Monday, March 07, 2005
Michael Jackson on American Beer
The British beer journalist, not the pop singer.
The British beer journalist, not the pop singer.
This year, Jackson's tasting will focus on gold medal beers - award winners at the Great American Beer Festival and the World Beer Championships. It's a sign of Philadelphia's increasing thirst for quality beer that he had no problem finding a healthy variety of local award-winners to match against out-of-towners. Among them: Triumph Keller from New Hope, Iron Hill Russian Imperial Stout from Newark, Del., and Nodding Head Grog from Center City.

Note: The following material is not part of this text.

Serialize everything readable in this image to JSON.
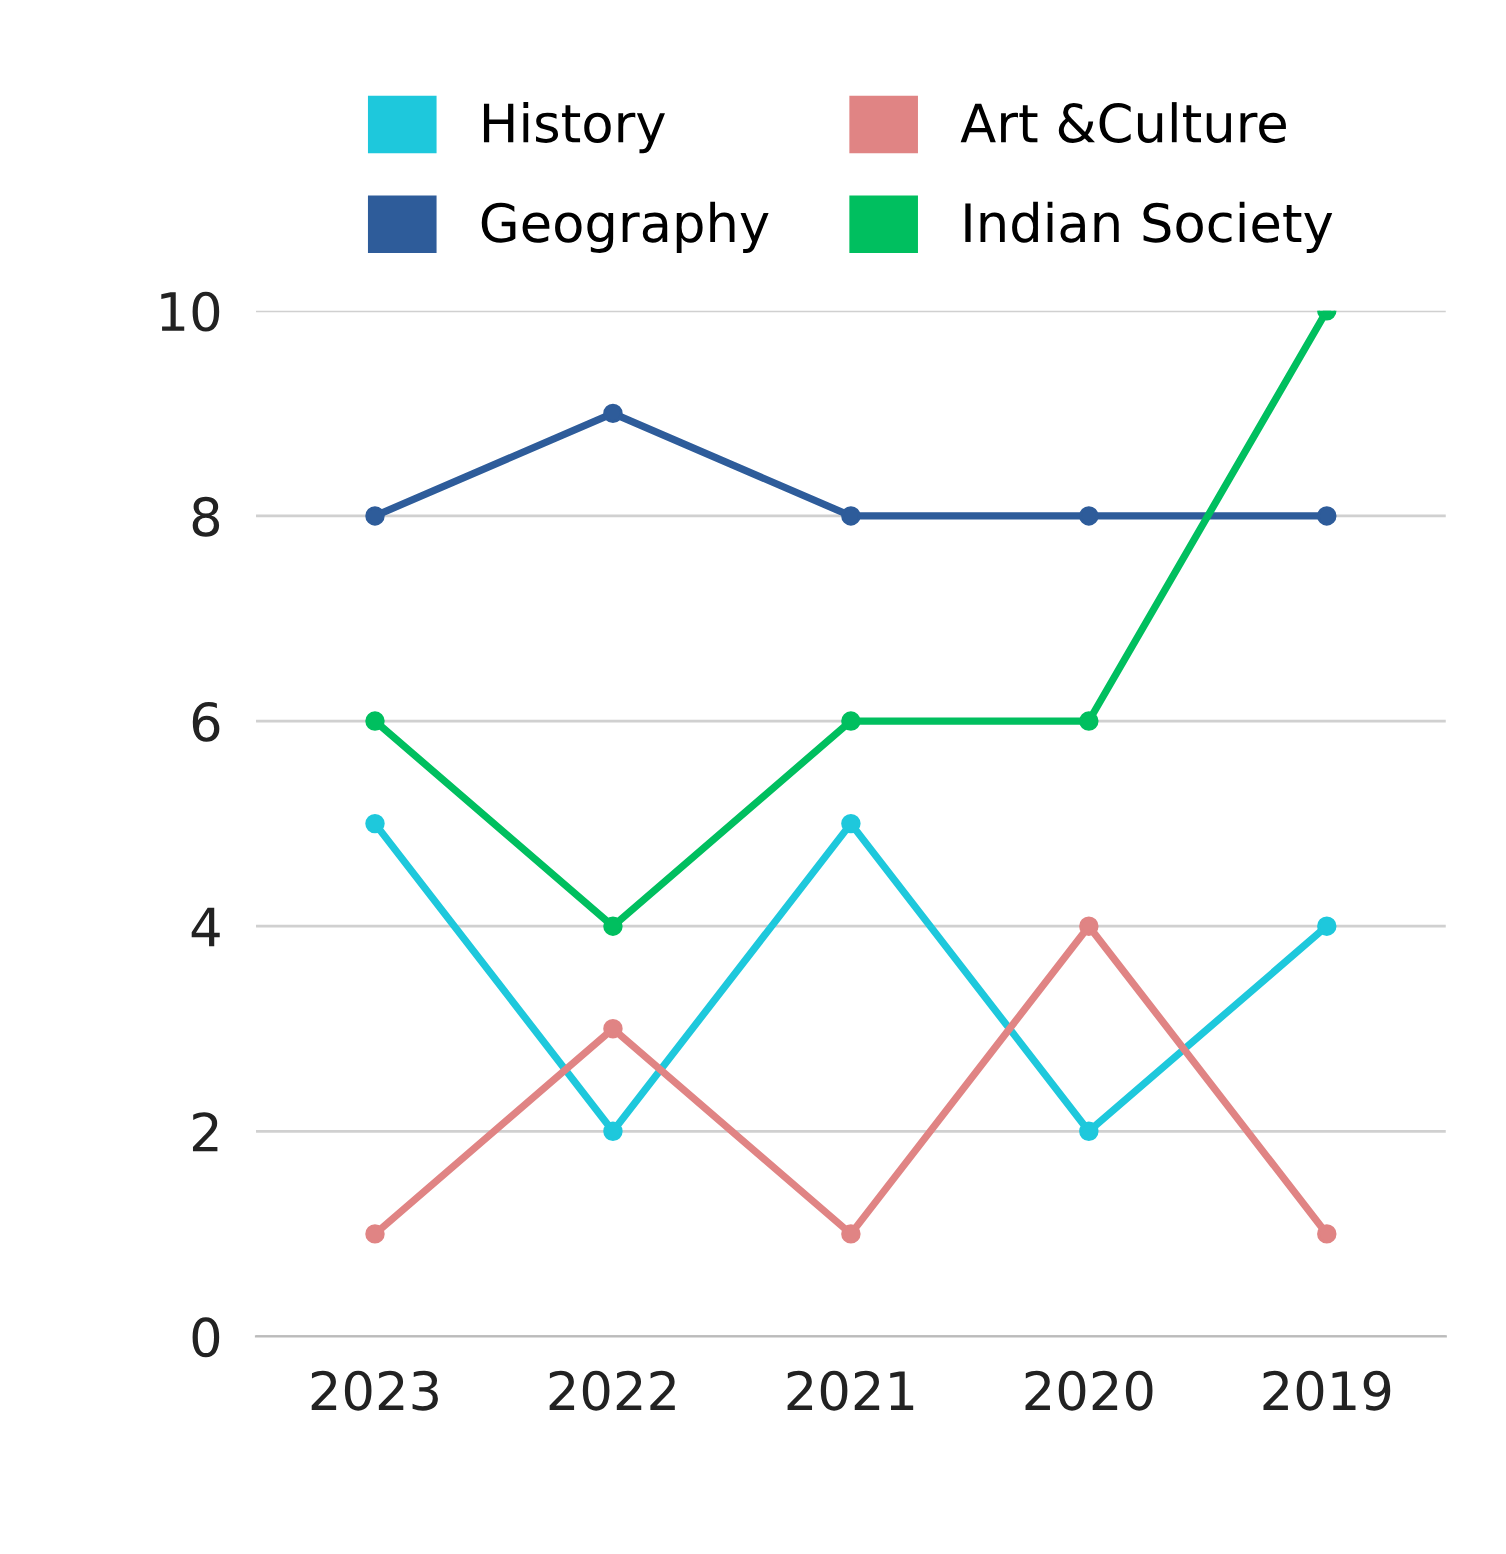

"The original proposal for the tasting was to include some gold-medal beers from Europe," Jackson said. "But I didn't feel the winners from European contests stood up to the Americans. The European competitions are so boring. The brewers are very conservative. They tend to look for beers that are, quote-unquote, well-balanced. They give awards to very neutral, boring beers...
"Frankly, it's hard to get Americans to believe that the most interesting selection of beers right now is in the United States."
As U.S. breweries improved over these 15 years, Jackson observed, so have drinkers' tastes.
"There's been a development of a real - well, I hate to use the word - beer geek," Jackson said. "They want more and more authentic, more and more extreme, more and more hoppy beers. There's ever more connoisseurship, ever more zealotry...
"And they very quickly have started to reject things that they thought were good just a few years ago."